The solar system’s smallest and most remarkable planet, Mercury, will cross the face of the sun on May 9 – offering a great opportunity for people in many places across the world to see it.
Mercury is a dark and enigmatic world, which bears the scars of a strangely long history of volcanic eruptions and tectonic activity. Its crust is unreasonably rich in elements that normally easily evaporate from the surface, such as sulphur, sodium and potassium. This is odd, as these are the kind of substances that are most likely to have been lost during a hot and violent birth such as Mercury’s.
Mercuy’s Caloris basin, seen in exaggerated colour. At 1,525km diameter this is the largest impact basin on the planet. NASA/Johns Hopkins University Applied Physics Laboratory/Carnegie Institution of Washington
Mercury scoots round the sun in only 88 days, overtaking the more sedately moving Earth every three or four months. Because Mercury’s orbit is tilted at about seven degrees with respect to the Earth’s, it passes directly between us and the sun (a transit) only when both it and the Earth are close to the points where their orbital planes intersect. This can happen only in early May or early November.

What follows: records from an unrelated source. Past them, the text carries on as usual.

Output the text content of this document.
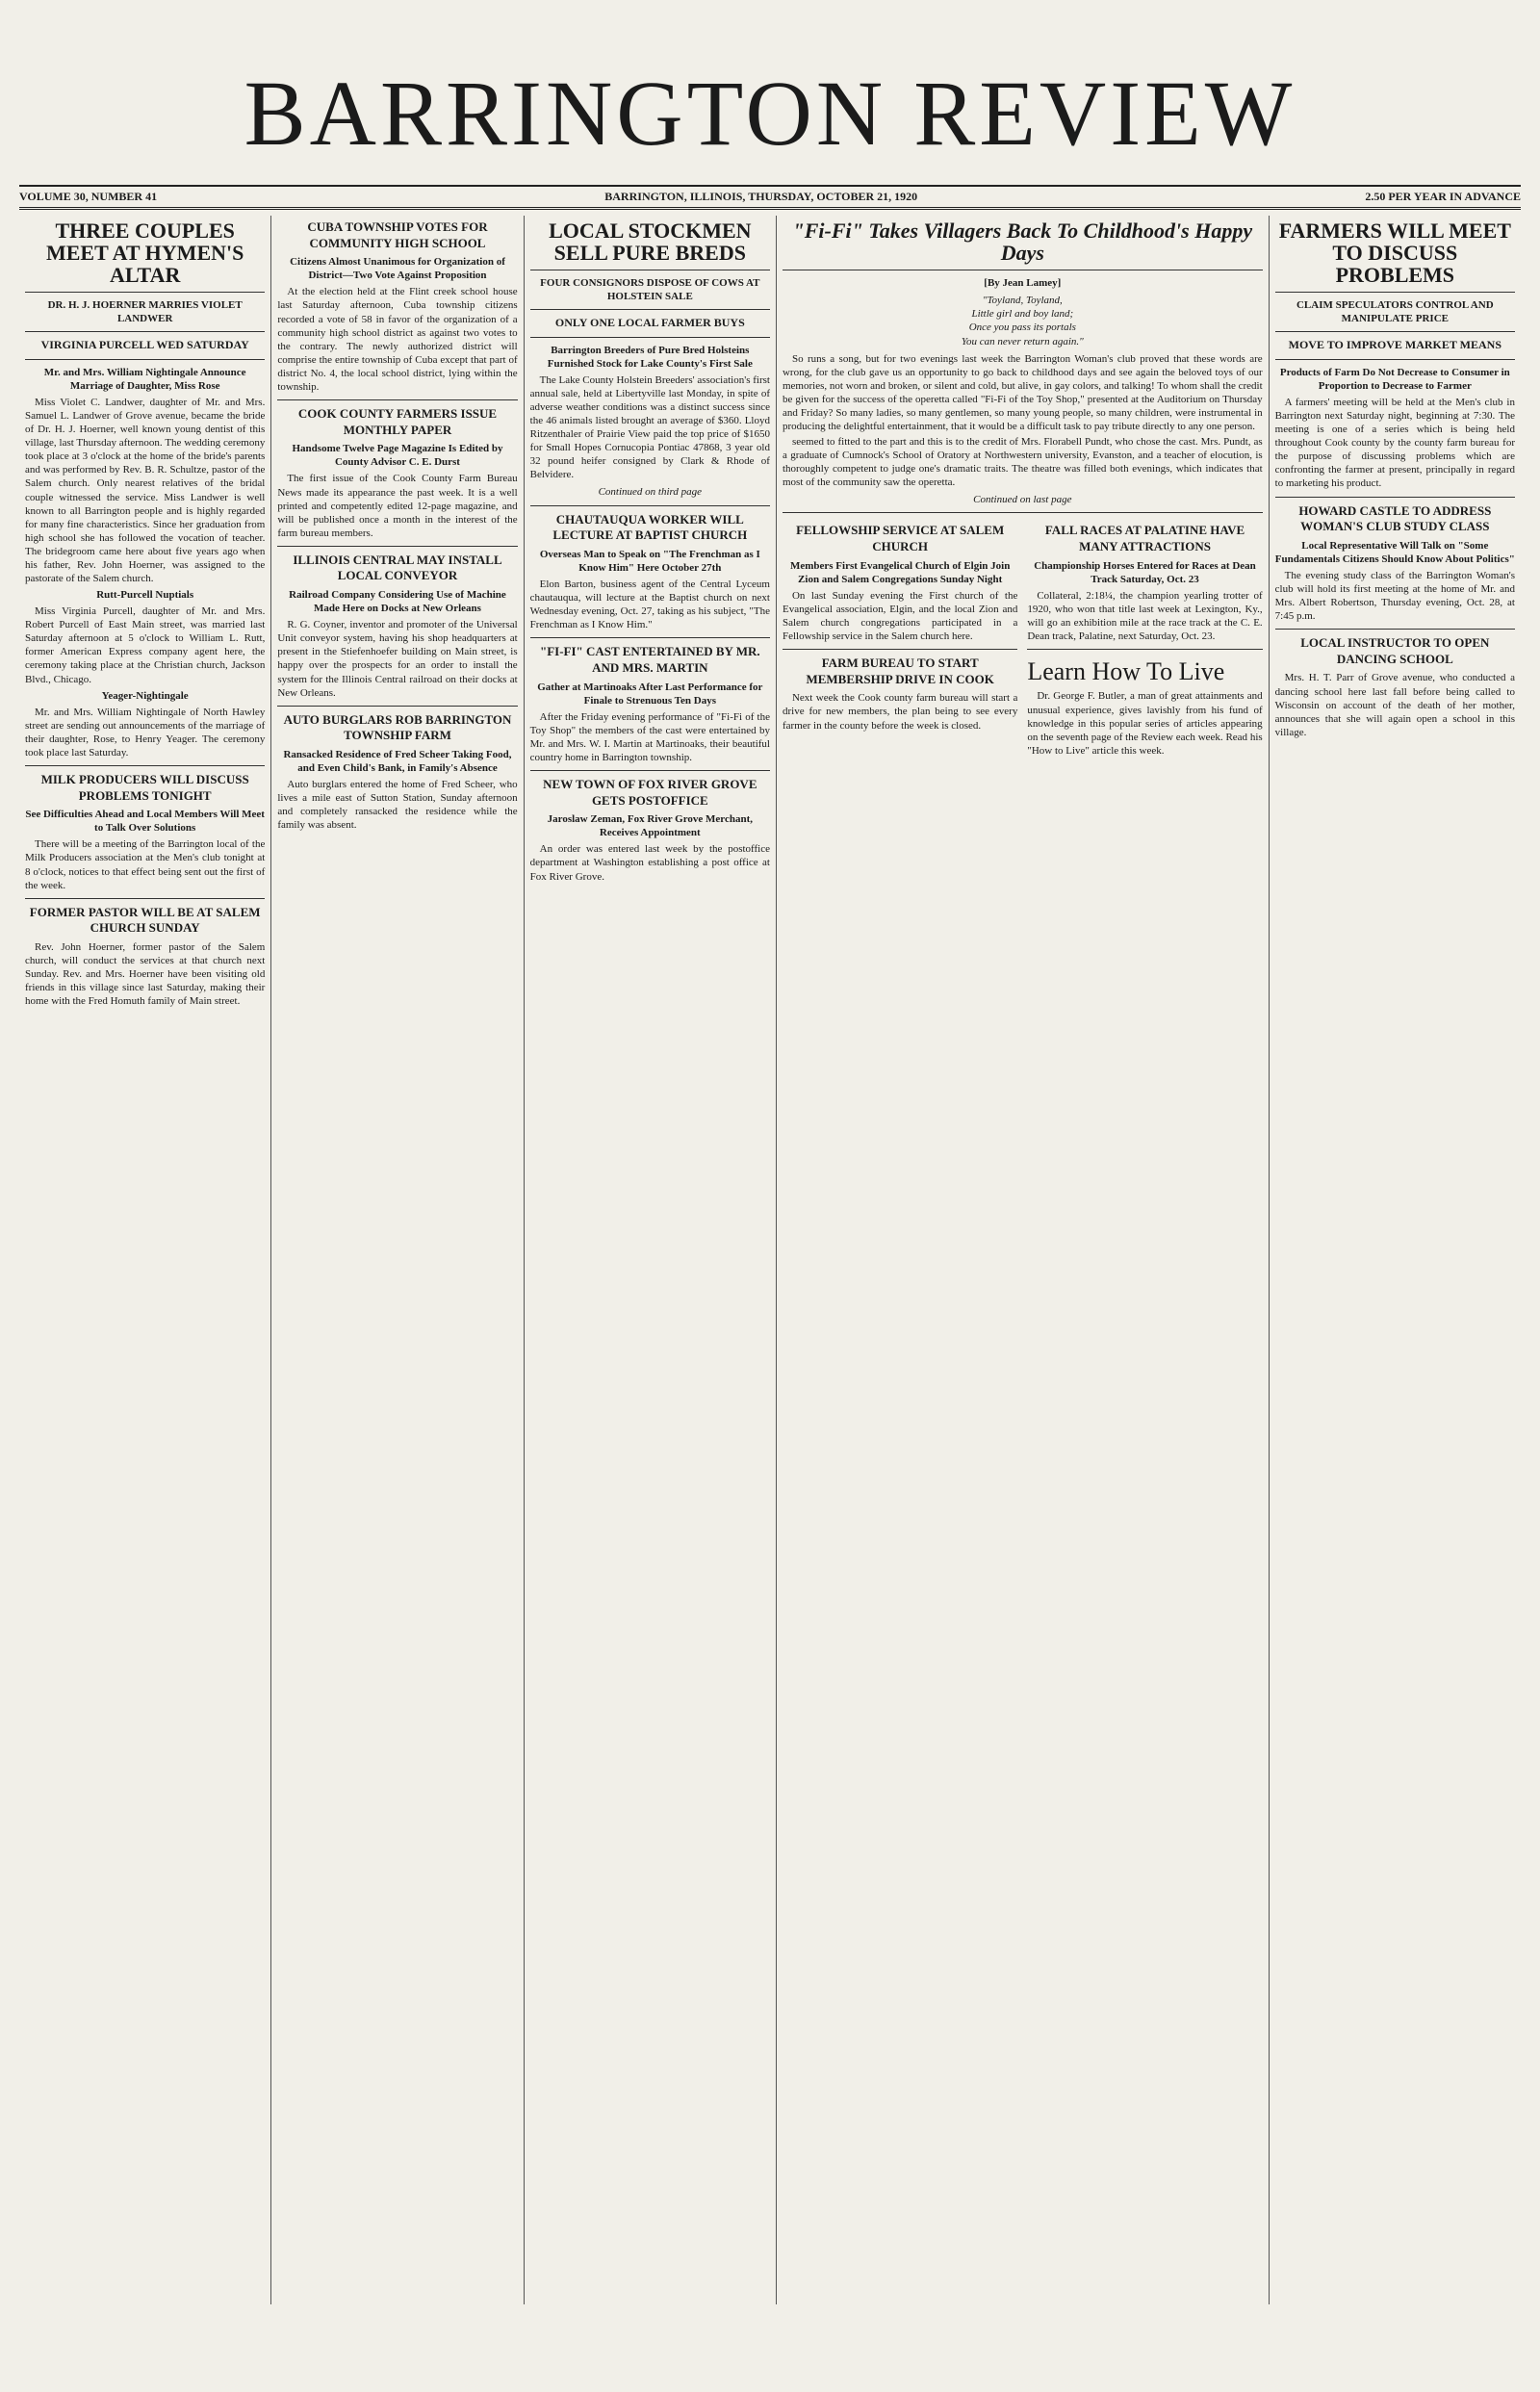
BARRINGTON REVIEW
VOLUME 30, NUMBER 41	BARRINGTON, ILLINOIS, THURSDAY, OCTOBER 21, 1920	2.50 PER YEAR IN ADVANCE
THREE COUPLES MEET AT HYMEN'S ALTAR
DR. H. J. HOERNER MARRIES VIOLET LANDWER
VIRGINIA PURCELL WED SATURDAY
Mr. and Mrs. William Nightingale Announce Marriage of Daughter, Miss Rose

Miss Violet C. Landwer, daughter of Mr. and Mrs. Samuel L. Landwer of Grove avenue, became the bride of Dr. H. J. Hoerner, well known young dentist of this village, last Thursday afternoon. The wedding ceremony took place at 3 o'clock at the home of the bride's parents and was performed by Rev. B. R. Schultze, pastor of the Salem church. Only nearest relatives of the bridal couple witnessed the service. Miss Landwer is well known to all Barrington people and is highly regarded for many fine characteristics. Since her graduation from high school she has followed the vocation of teacher. The bridegroom came here about five years ago when his father, Rev. John Hoerner, was assigned to the pastorate of the Salem church.

Rutt-Purcell Nuptials

Miss Virginia Purcell, daughter of Mr. and Mrs. Robert Purcell of East Main street, was married last Saturday afternoon at 5 o'clock to William L. Rutt, former American Express company agent here, the ceremony taking place at the Christian church, Jackson Blvd., Chicago.

Yeager-Nightingale

Mr. and Mrs. William Nightingale of North Hawley street are sending out announcements of the marriage of their daughter, Rose, to Henry Yeager. The ceremony took place last Saturday.

MILK PRODUCERS WILL DISCUSS PROBLEMS TONIGHT
See Difficulties Ahead and Local Members Will Meet to Talk Over Solutions

There will be a meeting of the Barrington local of the Milk Producers association at the Men's club tonight at 8 o'clock, notices to that effect being sent out the first of the week.

FORMER PASTOR WILL BE AT SALEM CHURCH SUNDAY

Rev. John Hoerner, former pastor of the Salem church, will conduct the services at that church next Sunday. Rev. and Mrs. Hoerner have been visiting old friends in this village since last Saturday, making their home with the Fred Homuth family of Main street.

CUBA TOWNSHIP VOTES FOR COMMUNITY HIGH SCHOOL
Citizens Almost Unanimous for Organization of District—Two Vote Against Proposition

At the election held at the Flint creek school house last Saturday afternoon, Cuba township citizens recorded a vote of 58 in favor of the organization of a community high school district as against two votes to the contrary. The newly authorized district will comprise the entire township of Cuba except that part of district No. 4, the local school district, lying within the township.

COOK COUNTY FARMERS ISSUE MONTHLY PAPER
Handsome Twelve Page Magazine Is Edited by County Advisor C. E. Durst

The first issue of the Cook County Farm Bureau News made its appearance the past week. It is a well printed and competently edited 12-page magazine, and will be published once a month in the interest of the farm bureau members.

ILLINOIS CENTRAL MAY INSTALL LOCAL CONVEYOR
Railroad Company Considering Use of Machine Made Here on Docks at New Orleans

R. G. Coyner, inventor and promoter of the Universal Unit conveyor system, having his shop headquarters at present in the Stiefenhoefer building on Main street, is happy over the prospects for an order to install the system for the Illinois Central railroad on their docks at New Orleans.

AUTO BURGLARS ROB BARRINGTON TOWNSHIP FARM
Ransacked Residence of Fred Scheer Taking Food, and Even Child's Bank, in Family's Absence

Auto burglars entered the home of Fred Scheer, who lives a mile east of Sutton Station, Sunday afternoon and completely ransacked the residence while the family was absent.

LOCAL STOCKMEN SELL PURE BREDS
FOUR CONSIGNORS DISPOSE OF COWS AT HOLSTEIN SALE
ONLY ONE LOCAL FARMER BUYS
Barrington Breeders of Pure Bred Holsteins Furnished Stock for Lake County's First Sale

The Lake County Holstein Breeders' association's first annual sale, held at Libertyville last Monday, in spite of adverse weather conditions was a distinct success since the 46 animals listed brought an average of $360. Lloyd Ritzenthaler of Prairie View paid the top price of $1650 for Small Hopes Cornucopia Pontiac 47868, 3 year old 32 pound heifer consigned by Clark & Rhode of Belvidere.

Continued on third page
CHAUTAUQUA WORKER WILL LECTURE AT BAPTIST CHURCH
Overseas Man to Speak on "The Frenchman as I Know Him" Here October 27th

Elon Barton, business agent of the Central Lyceum chautauqua, will lecture at the Baptist church on next Wednesday evening, Oct. 27, taking as his subject, "The Frenchman as I Know Him."

"FI-FI" CAST ENTERTAINED BY MR. AND MRS. MARTIN
Gather at Martinoaks After Last Performance for Finale to Strenuous Ten Days

After the Friday evening performance of "Fi-Fi of the Toy Shop" the members of the cast were entertained by Mr. and Mrs. W. I. Martin at Martinoaks, their beautiful country home in Barrington township.

NEW TOWN OF FOX RIVER GROVE GETS POSTOFFICE
Jaroslaw Zeman, Fox River Grove Merchant, Receives Appointment

An order was entered last week by the postoffice department at Washington establishing a post office at Fox River Grove.

"Fi-Fi" Takes Villagers Back To Childhood's Happy Days
[By Jean Lamey]
"Toyland, Toyland,
Little girl and boy land;
Once you pass its portals
You can never return again."

So runs a song, but for two evenings last week the Barrington Woman's club proved that these words are wrong, for the club gave us an opportunity to go back to childhood days and see again the beloved toys of our memories, not worn and broken, or silent and cold, but alive, in gay colors, and talking! To whom shall the credit be given for the success of the operetta called "Fi-Fi of the Toy Shop," presented at the Auditorium on Thursday and Friday? So many ladies, so many gentlemen, so many young people, so many children, were instrumental in producing the delightful entertainment, that it would be a difficult task to pay tribute directly to any one person.

seemed to fitted to the part and this is to the credit of Mrs. Florabell Pundt, who chose the cast. Mrs. Pundt, as a graduate of Cumnock's School of Oratory at Northwestern university, Evanston, and a teacher of elocution, is thoroughly competent to judge one's dramatic traits. The theatre was filled both evenings, which indicates that most of the community saw the operetta.

Continued on last page
FELLOWSHIP SERVICE AT SALEM CHURCH
Members First Evangelical Church of Elgin Join Zion and Salem Congregations Sunday Night

On last Sunday evening the First church of the Evangelical association, Elgin, and the local Zion and Salem church congregations participated in a Fellowship service in the Salem church here.

FARM BUREAU TO START MEMBERSHIP DRIVE IN COOK

Next week the Cook county farm bureau will start a drive for new members, the plan being to see every farmer in the county before the week is closed.

FALL RACES AT PALATINE HAVE MANY ATTRACTIONS
Championship Horses Entered for Races at Dean Track Saturday, Oct. 23

Collateral, 2:18¼, the champion yearling trotter of 1920, who won that title last week at Lexington, Ky., will go an exhibition mile at the race track at the C. E. Dean track, Palatine, next Saturday, Oct. 23.

Learn How To Live

Dr. George F. Butler, a man of great attainments and unusual experience, gives lavishly from his fund of knowledge in this popular series of articles appearing on the seventh page of the Review each week. Read his "How to Live" article this week.

FARMERS WILL MEET TO DISCUSS PROBLEMS
CLAIM SPECULATORS CONTROL AND MANIPULATE PRICE
MOVE TO IMPROVE MARKET MEANS
Products of Farm Do Not Decrease to Consumer in Proportion to Decrease to Farmer

A farmers' meeting will be held at the Men's club in Barrington next Saturday night, beginning at 7:30. The meeting is one of a series which is being held throughout Cook county by the county farm bureau for the purpose of discussing problems which are confronting the farmer at present, principally in regard to marketing his product.

HOWARD CASTLE TO ADDRESS WOMAN'S CLUB STUDY CLASS
Local Representative Will Talk on "Some Fundamentals Citizens Should Know About Politics"

The evening study class of the Barrington Woman's club will hold its first meeting at the home of Mr. and Mrs. Albert Robertson, Thursday evening, Oct. 28, at 7:45 p.m.

LOCAL INSTRUCTOR TO OPEN DANCING SCHOOL

Mrs. H. T. Parr of Grove avenue, who conducted a dancing school here last fall before being called to Wisconsin on account of the death of her mother, announces that she will again open a school in this village.
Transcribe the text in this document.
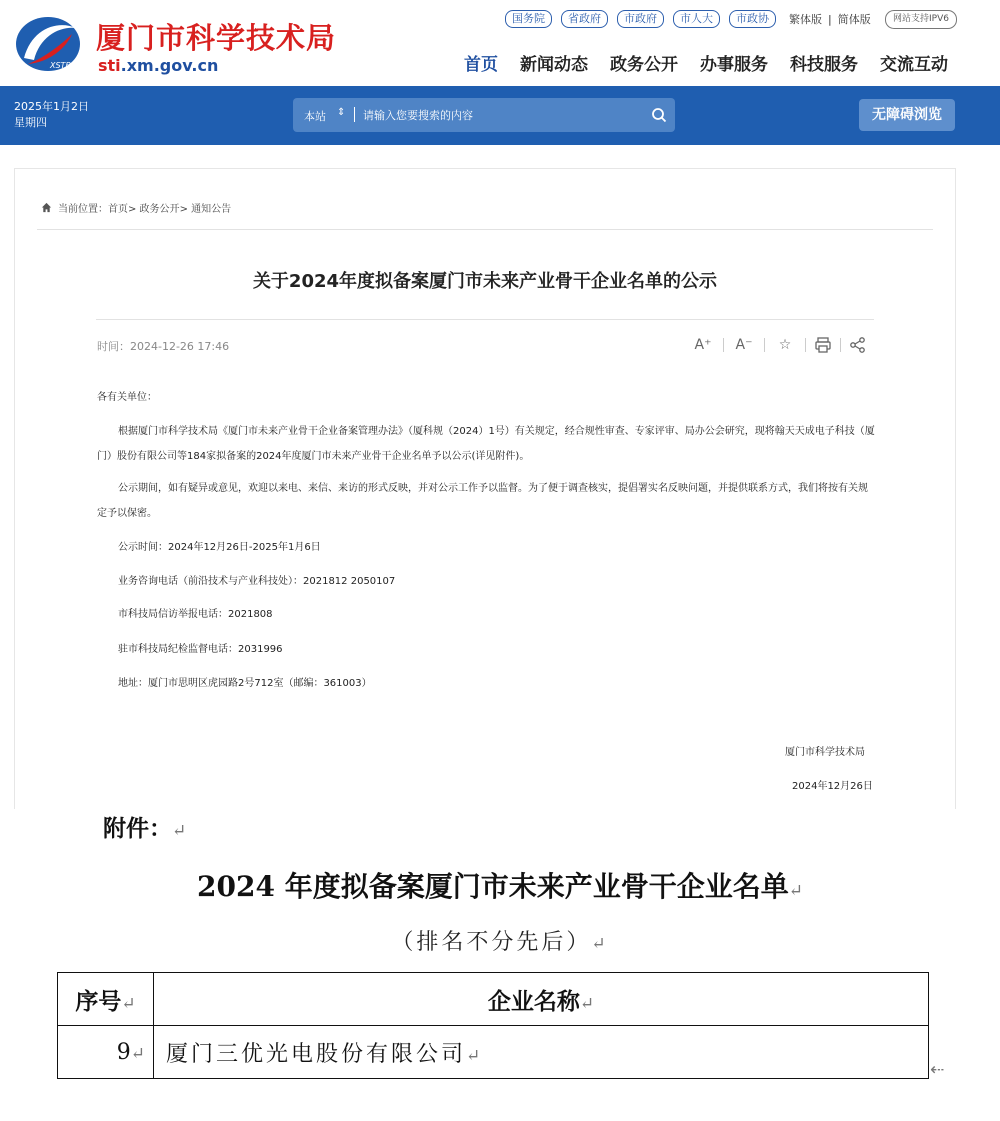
XSTB
厦门市科学技术局
sti.xm.gov.cn
国务院	省政府	市政府	市人大	市政协	繁体版 | 简体版	网站支持IPV6
首页 新闻动态 政务公开 办事服务 科技服务 交流互动
2025年1月2日
星期四	本站 ⇕
请输入您要搜索的内容	无障碍浏览
当前位置： 首页 > 政务公开 > 通知公告
关于2024年度拟备案厦门市未来产业骨干企业名单的公示
时间：2024-12-26 17:46	A⁺ A⁻	☆
各有关单位：
根据厦门市科学技术局《厦门市未来产业骨干企业备案管理办法》（厦科规（2024）1号）有关规定，经合规性审查、专家评审、局办公会研究，现将翰天天成电子科技（厦门）股份有限公司等184家拟备案的2024年度厦门市未来产业骨干企业名单予以公示(详见附件)。
公示期间，如有疑异或意见，欢迎以来电、来信、来访的形式反映，并对公示工作予以监督。为了便于调查核实，提倡署实名反映问题，并提供联系方式，我们将按有关规定予以保密。
公示时间：2024年12月26日-2025年1月6日
业务咨询电话（前沿技术与产业科技处）：2021812 2050107
市科技局信访举报电话：2021808
驻市科技局纪检监督电话：2031996
地址：厦门市思明区虎园路2号712室（邮编：361003）
厦门市科学技术局
2024年12月26日
附件：↵
2024 年度拟备案厦门市未来产业骨干企业名单↵
（排名不分先后）↵
序号↵	企业名称↵
9↵	厦门三优光电股份有限公司↵
⇠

Europlanet’s animation about the transit.
In every century there are only 13 or 14 transits of Mercury and you have to be on the right part of the globe if you want to watch a particular transit from beginning to end, which usually lasts for several hours. If it starts soon after sunset it is likely to be finished before dawn, meaning you won’t catch any of it. However the May 9 afternoon transit is perfectly timed for viewing the entire thing from Europe and most of the Americas.
Mercury’s transits are more common than those of Venus, which comes in a pair eight years apart then separated by intervals of more than a century. The previous transit of Mercury (November 8, 2006) happened while the sun was below the horizon from Europe, India and anywhere in between, so many sky watchers are particularly keen to see this one for themselves. Interest has been heightened by the surprises revealed by NASA’s recent MESSENGER mission, including that its earliest crust was made of graphite, unlike the other rocky planets.
The first planetary transit ever to be observed was in fact one of Mercury in 1631, when the French astronomer Pierre Gassendi saw it by using a telescope to project an image of the sun onto the wall of a darkened room. Eight years later Englishman Jeremiah Horrocks used the same technique when he became the first to see a transit of Venus. Projection was the only safe way to do it, because a telescope collects heat as well as light, and even today nobody should try to look at the sun through a telescope unless there is a purpose-built solar filter across the main aperture.
Jeremiah Horrocks observing the transit of Venus safely (Eyre Crowe, 1891). Eyre Crowe (1891)
On November 7, 1677, Edmond Halley (he of comet fame) documented a transit of Mercury from the South Atlantic island of St Helena. It dawned on him that the slightly different perspective from vantage points in various parts of the globe would cause a transiting planet to take a slightly different track across the sun in each case. The most precise way to determine this would be to measure exactly how long the transit lasted as seen from each site, and the data could then be used to work out the distance between the Earth and the sun, which had not yet been satisfactorily achieved.
In fact Venus, being larger and closer to the Earth, gives a more precise measure, and thanks to Halley’s insight French and British expeditions were mounted to various remote parts of the globe for its 1761 and 1769 transits. For example, the main impetus behind Captain Cook’s first round the world voyage was to observe the 1769 transit of Venus from Tahiti. A few months later he also observed a transit of Mercury while ashore in New Zealand, at a place that he named Mercury Bay.
There’s little new science that we can get out of observing a transit of Mercury these days, but the European Space Agency is inviting schools to submit their transit timing observations to derive their own measurement of the Earth-sun distance.
The May 9 transit will begin at 12:12 BST and end at 19:42 BST, which could hardly be more convenient for viewing from western Europe. Those in India will be able to watch for an hour or two before the sun sets whereas people on the east coast of North America will have to rise early to catch the start. However, people living in Japan and Australia will miss the whole thing.
A simulation of the transit as it will look from Dublin (assuming a clear sky)
The next transit of Mercury after this will be 12:35 to 18:04 GMT on November 11, 2019, but in the UK sunset happens well over an hour before the end. After that there’s a long wait until November 2032.
Unlike Venus, Mercury is too small to see against the sun without magnification, and it can be dangerous to try due to the sun’s glare. So my advice is to go to an organised transit viewing event – many astronomy clubs and universities are organising these. Another option is to view it online. The European Space Agency will be webstreaming live images from space (no clouds in the way) and from solar telescopes in Spain and Chile.